The Penrose inequality in spherical symmetry with charge and in Gauss-Bonnet gravity
Hari K. Kunduri, Juan Margalef-Bentabol, Sarah Muth
TL;DR
This work delivers a unified initial-data proof of Penrose-type inequalities in spherical symmetry across asymptotically flat and AdS settings, extending to Einstein–Maxwell theory with charge and to Gauss–Bonnet gravity. The authors introduce a charged Hawking mass $m_{\mathrm{CH}}$ and a generalized Gauss–Bonnet Hawking mass $m_{\mathrm{GB}}$, prove their monotonicity under the respective constraint equations, and show these masses converge to the total energy (ADM or AdS energy) at infinity.
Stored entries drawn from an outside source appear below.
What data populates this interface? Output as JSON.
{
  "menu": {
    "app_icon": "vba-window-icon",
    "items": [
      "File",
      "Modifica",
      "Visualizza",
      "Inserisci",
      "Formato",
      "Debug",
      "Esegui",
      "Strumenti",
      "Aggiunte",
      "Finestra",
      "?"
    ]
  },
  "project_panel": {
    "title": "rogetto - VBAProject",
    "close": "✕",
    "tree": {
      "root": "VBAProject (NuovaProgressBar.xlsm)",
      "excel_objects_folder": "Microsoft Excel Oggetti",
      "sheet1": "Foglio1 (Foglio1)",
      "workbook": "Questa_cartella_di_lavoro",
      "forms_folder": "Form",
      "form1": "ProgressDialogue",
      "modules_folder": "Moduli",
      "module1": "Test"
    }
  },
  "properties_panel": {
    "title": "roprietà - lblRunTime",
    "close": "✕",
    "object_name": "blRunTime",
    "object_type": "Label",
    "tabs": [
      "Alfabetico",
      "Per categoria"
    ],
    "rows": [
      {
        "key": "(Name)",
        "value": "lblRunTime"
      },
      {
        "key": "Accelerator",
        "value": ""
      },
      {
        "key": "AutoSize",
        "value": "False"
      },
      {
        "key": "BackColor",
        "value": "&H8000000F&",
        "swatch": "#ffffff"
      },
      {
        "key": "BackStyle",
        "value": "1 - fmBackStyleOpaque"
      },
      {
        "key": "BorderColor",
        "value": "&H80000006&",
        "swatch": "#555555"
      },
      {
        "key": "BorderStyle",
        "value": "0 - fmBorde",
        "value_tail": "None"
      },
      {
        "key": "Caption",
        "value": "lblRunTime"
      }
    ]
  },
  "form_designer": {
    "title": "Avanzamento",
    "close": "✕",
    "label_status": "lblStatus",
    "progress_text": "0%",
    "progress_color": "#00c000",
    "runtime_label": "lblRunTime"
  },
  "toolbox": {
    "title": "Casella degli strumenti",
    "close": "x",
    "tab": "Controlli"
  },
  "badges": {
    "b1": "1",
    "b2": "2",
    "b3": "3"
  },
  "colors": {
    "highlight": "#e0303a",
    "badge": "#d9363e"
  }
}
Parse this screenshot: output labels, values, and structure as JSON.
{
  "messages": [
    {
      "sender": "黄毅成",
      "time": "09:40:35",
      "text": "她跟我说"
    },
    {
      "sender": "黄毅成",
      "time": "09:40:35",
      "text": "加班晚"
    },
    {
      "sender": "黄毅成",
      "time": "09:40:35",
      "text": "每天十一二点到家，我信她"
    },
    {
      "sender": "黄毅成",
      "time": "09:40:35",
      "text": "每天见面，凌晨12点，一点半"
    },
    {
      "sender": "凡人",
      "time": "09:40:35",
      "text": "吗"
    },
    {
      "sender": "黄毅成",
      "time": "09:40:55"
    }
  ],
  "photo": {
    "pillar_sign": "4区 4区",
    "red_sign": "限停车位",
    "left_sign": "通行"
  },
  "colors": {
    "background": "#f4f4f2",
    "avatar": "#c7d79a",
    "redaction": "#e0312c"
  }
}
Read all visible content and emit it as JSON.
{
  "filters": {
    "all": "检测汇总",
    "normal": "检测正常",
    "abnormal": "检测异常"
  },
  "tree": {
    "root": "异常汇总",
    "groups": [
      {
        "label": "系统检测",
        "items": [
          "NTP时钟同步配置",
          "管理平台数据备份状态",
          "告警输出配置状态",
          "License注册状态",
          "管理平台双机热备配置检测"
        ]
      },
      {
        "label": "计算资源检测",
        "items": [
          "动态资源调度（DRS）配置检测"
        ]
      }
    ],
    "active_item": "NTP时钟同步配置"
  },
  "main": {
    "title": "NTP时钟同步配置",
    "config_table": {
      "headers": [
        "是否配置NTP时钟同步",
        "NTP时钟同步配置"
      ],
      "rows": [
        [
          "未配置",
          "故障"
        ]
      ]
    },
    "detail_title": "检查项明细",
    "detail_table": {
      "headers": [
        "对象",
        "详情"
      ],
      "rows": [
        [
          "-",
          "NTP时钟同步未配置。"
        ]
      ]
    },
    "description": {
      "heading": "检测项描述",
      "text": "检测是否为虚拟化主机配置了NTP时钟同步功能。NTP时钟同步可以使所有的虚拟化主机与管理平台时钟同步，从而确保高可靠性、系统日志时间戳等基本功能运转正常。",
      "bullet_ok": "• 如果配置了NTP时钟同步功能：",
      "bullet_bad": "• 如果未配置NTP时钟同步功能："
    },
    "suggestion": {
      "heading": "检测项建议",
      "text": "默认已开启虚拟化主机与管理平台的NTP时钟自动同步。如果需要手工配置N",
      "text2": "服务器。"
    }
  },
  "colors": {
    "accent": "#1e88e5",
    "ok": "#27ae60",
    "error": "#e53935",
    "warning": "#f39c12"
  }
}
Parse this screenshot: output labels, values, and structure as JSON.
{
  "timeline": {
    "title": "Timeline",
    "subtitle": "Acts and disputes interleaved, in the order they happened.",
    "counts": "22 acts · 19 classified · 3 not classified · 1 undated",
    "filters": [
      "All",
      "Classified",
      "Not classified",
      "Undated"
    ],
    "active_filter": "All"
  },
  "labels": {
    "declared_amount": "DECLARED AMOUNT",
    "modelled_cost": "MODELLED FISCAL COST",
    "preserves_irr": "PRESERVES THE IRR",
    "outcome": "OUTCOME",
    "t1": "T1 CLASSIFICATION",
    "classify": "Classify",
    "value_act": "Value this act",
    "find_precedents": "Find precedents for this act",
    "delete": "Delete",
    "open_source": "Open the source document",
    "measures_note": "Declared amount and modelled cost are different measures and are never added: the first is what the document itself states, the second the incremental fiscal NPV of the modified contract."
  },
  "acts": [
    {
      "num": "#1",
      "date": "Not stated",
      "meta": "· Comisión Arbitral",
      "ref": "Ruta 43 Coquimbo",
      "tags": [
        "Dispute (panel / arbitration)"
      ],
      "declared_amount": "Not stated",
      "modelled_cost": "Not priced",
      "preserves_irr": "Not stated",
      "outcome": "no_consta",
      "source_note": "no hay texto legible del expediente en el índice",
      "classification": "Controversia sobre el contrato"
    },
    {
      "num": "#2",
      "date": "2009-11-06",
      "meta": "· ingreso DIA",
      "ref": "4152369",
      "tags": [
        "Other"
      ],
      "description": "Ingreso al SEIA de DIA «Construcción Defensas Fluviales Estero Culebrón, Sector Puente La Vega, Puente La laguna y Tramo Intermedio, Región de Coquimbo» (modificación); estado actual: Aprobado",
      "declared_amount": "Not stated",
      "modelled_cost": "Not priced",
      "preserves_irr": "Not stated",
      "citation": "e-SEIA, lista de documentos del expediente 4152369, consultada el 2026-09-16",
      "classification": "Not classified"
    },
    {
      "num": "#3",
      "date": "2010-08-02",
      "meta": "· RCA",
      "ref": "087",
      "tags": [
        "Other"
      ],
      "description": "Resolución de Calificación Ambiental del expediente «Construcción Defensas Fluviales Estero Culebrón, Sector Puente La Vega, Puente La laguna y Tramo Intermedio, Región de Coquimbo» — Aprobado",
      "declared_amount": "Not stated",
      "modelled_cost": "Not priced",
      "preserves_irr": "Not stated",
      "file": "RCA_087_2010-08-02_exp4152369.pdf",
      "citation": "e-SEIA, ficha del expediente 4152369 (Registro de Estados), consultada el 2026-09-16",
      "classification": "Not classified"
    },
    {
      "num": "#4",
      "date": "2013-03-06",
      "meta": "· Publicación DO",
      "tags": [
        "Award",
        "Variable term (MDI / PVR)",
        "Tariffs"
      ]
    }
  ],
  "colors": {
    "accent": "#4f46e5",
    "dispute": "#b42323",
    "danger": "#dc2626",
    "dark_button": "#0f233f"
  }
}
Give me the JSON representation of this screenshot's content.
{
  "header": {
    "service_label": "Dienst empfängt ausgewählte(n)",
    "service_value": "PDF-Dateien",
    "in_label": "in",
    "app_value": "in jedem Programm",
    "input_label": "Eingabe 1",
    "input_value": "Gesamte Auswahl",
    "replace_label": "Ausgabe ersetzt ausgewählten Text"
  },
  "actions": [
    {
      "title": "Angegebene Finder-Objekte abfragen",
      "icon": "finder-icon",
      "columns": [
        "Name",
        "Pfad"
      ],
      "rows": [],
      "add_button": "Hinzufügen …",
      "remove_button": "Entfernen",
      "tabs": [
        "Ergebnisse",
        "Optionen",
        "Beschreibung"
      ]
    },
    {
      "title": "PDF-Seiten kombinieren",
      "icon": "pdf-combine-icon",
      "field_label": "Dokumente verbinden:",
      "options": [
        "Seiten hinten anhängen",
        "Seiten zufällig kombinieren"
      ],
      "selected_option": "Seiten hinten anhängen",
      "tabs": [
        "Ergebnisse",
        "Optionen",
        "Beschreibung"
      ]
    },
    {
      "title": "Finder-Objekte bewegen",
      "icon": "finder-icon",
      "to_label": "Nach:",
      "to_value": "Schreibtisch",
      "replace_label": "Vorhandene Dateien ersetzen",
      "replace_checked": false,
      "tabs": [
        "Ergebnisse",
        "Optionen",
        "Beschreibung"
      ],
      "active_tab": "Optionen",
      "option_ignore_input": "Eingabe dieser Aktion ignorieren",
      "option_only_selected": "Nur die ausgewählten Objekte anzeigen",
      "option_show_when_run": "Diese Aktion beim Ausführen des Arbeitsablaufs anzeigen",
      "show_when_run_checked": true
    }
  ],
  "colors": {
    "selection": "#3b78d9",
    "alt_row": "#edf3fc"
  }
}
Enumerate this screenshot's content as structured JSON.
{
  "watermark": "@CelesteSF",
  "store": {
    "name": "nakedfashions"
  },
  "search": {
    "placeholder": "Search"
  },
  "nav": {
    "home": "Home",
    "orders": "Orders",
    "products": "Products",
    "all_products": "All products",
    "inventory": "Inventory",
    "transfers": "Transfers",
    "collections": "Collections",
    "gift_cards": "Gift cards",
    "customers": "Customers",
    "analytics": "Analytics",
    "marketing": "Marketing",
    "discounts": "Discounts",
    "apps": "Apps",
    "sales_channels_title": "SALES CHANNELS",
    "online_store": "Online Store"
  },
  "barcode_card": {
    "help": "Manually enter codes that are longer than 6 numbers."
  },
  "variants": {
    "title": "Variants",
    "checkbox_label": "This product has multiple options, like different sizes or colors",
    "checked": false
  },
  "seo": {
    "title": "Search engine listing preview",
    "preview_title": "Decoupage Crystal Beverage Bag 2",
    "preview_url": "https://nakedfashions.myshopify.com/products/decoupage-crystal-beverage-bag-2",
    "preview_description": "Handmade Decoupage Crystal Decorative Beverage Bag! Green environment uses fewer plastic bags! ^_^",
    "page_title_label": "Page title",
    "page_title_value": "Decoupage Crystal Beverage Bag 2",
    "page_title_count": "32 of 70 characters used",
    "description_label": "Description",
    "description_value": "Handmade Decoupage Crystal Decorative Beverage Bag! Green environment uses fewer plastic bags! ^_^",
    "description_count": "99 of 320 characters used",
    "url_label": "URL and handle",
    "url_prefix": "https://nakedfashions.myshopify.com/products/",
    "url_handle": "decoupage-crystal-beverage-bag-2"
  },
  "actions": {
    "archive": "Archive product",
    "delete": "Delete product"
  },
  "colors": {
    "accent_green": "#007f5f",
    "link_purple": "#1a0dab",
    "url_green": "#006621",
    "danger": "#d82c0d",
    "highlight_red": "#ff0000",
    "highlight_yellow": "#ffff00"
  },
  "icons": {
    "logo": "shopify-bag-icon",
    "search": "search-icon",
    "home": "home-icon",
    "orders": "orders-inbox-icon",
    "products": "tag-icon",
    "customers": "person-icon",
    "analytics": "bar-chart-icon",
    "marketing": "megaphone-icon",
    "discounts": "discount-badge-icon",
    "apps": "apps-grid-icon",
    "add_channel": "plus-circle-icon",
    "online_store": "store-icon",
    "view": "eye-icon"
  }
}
By comparing the limiting energy with the quasi-local horizon mass at the outermost MOTS, they establish lower bounds on the total energy in terms of horizon area and charge (and GB corrections), and prove rigidity statements that equality implies isometric embedding into RN–AdS or Schwarzschild–AdS/GB spacetimes. The results rely on an initial-data perspective, offering a coherent framework that encapsulates both EM and GB extensions and has implications for holography and the stability of gravitational collapse in higher-curvature theories.
Abstract
We establish the spacetime Penrose inequality in spherical symmetry in spacetime dimensions $n+1\geq3$ with charge and cosmological constant from the initial data perspective. We also show that this result extends to the Gauss-Bonnet theory of gravity.